A visitor inspects the 4th Somersets
just prior to D-Day. This battalion
would also suffer grievously for Hill 112.

Man-for-man, the British went into battle with less automatic weaponry than the Germans. The men carried the standard short-magazine Lee-Enfield bolt-action rifle, with section leaders and some headquarters personnel armed with Sten submachine guns. The Bren was a good light machine gun, the Lee-Enfield a superb weapon of its type but other armies had adopted or were moving toward semi-automatic assault rifles, which Britain would not issue until 1956.

The PIAT had less range than the German Panzerfaust and Panzerschrek anti-tank rocket launchers or the American bazooka, but had its own advantages. The PIAT projector resembled an overgrown child’s toy more than anything else, throwing its bomb with a combination of small propellant charge and a powerful spring. Tommies could rarely hit anything with it, but it provided a morale boost to have something capable to damaging a tank. On the positive side, the PIAT did not have the back-blast of the other armies’ rocket-based weaponry, and so would not give away a position with a jet of exhaust gas or endanger the firer when unleashed from an enclosed space.

British organization did not provide any dedicated manpower for the PIAT: When the company commander issued one, some unlucky Tommy would have to lug the weapon in addition to his normal load.

   

On paper a British infantry battalion had no machine gun platoons, these being gathered into separate battalions of their own. In practice, one or two platoons each with four Vickers heavy machine guns usually would be attached, and this is how the battalions usually operate in Beyond Normandy. The machine gun platoons have more firepower than the 1940 to 1942 HMG units of the desert games, so we re-named them WPN or “weapon” platoons here to avoid confusion.

The battalion did include a support company with a mortar platoon with 3-inch mortars, an anti-tank platoon of six 6-pounder anti-tank guns, and a pioneer platoon (which we labelled SAP for “sapper” to distinguish it from the less capable ENG or “engineer” platoons in the desert games).


43rd “Wessex” Division’s memorial on Hill 112.

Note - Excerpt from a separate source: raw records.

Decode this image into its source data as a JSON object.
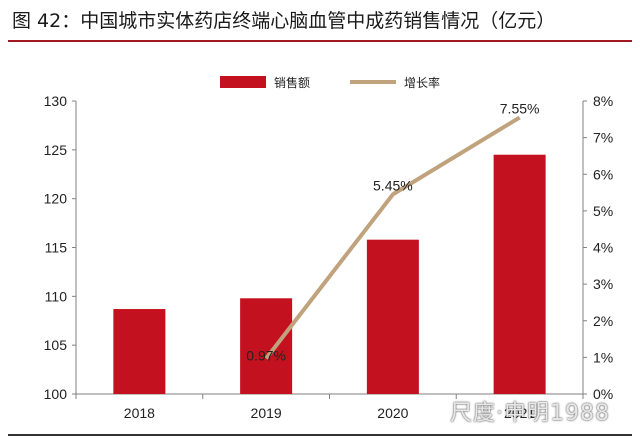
{
  "header": {
    "title": "图 42：中国城市实体药店终端心脑血管中成药销售情况（亿元）"
  },
  "watermark": "尺度·申明1988",
  "colors": {
    "bar": "#c4111f",
    "line": "#c0a27c",
    "rule": "#a01820"
  },
  "chart_data": {
    "type": "bar",
    "categories": [
      "2018",
      "2019",
      "2020",
      "2021"
    ],
    "series": [
      {
        "name": "销售额",
        "type": "bar",
        "axis": "left",
        "values": [
          108.7,
          109.8,
          115.8,
          124.5
        ]
      },
      {
        "name": "增长率",
        "type": "line",
        "axis": "right",
        "values": [
          null,
          0.97,
          5.45,
          7.55
        ],
        "data_labels": [
          "",
          "0.97%",
          "5.45%",
          "7.55%"
        ]
      }
    ],
    "y_left": {
      "ylim": [
        100,
        130
      ],
      "ticks": [
        "100",
        "105",
        "110",
        "115",
        "120",
        "125",
        "130"
      ]
    },
    "y_right": {
      "ylim": [
        0,
        8
      ],
      "ticks": [
        "0%",
        "1%",
        "2%",
        "3%",
        "4%",
        "5%",
        "6%",
        "7%",
        "8%"
      ]
    },
    "legend_position": "top-center",
    "grid": false
  }
}
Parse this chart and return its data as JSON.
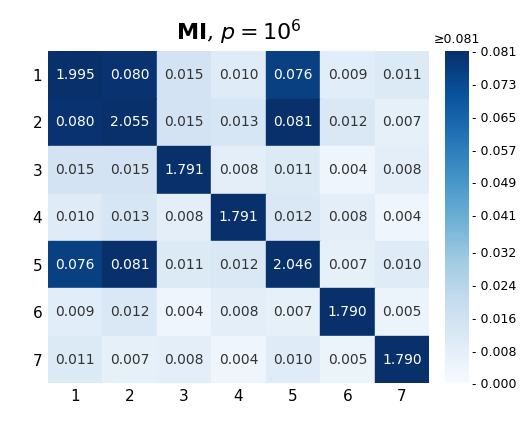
{
  "title": "MI, $p = 10^6$",
  "matrix": [
    [
      1.995,
      0.08,
      0.015,
      0.01,
      0.076,
      0.009,
      0.011
    ],
    [
      0.08,
      2.055,
      0.015,
      0.013,
      0.081,
      0.012,
      0.007
    ],
    [
      0.015,
      0.015,
      1.791,
      0.008,
      0.011,
      0.004,
      0.008
    ],
    [
      0.01,
      0.013,
      0.008,
      1.791,
      0.012,
      0.008,
      0.004
    ],
    [
      0.076,
      0.081,
      0.011,
      0.012,
      2.046,
      0.007,
      0.01
    ],
    [
      0.009,
      0.012,
      0.004,
      0.008,
      0.007,
      1.79,
      0.005
    ],
    [
      0.011,
      0.007,
      0.008,
      0.004,
      0.01,
      0.005,
      1.79
    ]
  ],
  "row_labels": [
    "1",
    "2",
    "3",
    "4",
    "5",
    "6",
    "7"
  ],
  "col_labels": [
    "1",
    "2",
    "3",
    "4",
    "5",
    "6",
    "7"
  ],
  "cmap": "Blues",
  "vmin": 0.0,
  "vmax": 0.081,
  "colorbar_ticks": [
    0.0,
    0.008,
    0.016,
    0.024,
    0.032,
    0.041,
    0.049,
    0.057,
    0.065,
    0.073,
    0.081
  ],
  "colorbar_top_label": "≥0.081",
  "text_white_threshold": 0.75,
  "title_fontsize": 16,
  "tick_fontsize": 11,
  "cell_fontsize": 10,
  "cbar_fontsize": 9
}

British battalions did not operate very flexibly with other formations, and this is reflected in Beyond Normandy. For the first time, we have formation rules, and there are sufficient pieces for four British infantry battalions. Unit density is much higher in this game than in most previous ones, so the difficulty of operating more than one command structure in a tight space is modelled very simply and elegantly. The RIF, WPN, SAP and six-pounder unit “boxes” are colored to distinguish them. A leader can’t easily activate units from a different battalion, and as battalions take losses, their morale can suffer. Britain is running out of young men, and the army is sensitive to high levels of combat losses.

This doen’t mean the men are unwilling: Morale is usually good for the British battalions, and their leadership is acceptable considering that these units have not seen combat since 1940 if at all for the most part. They are a match for the combat-hardened Waffen SS.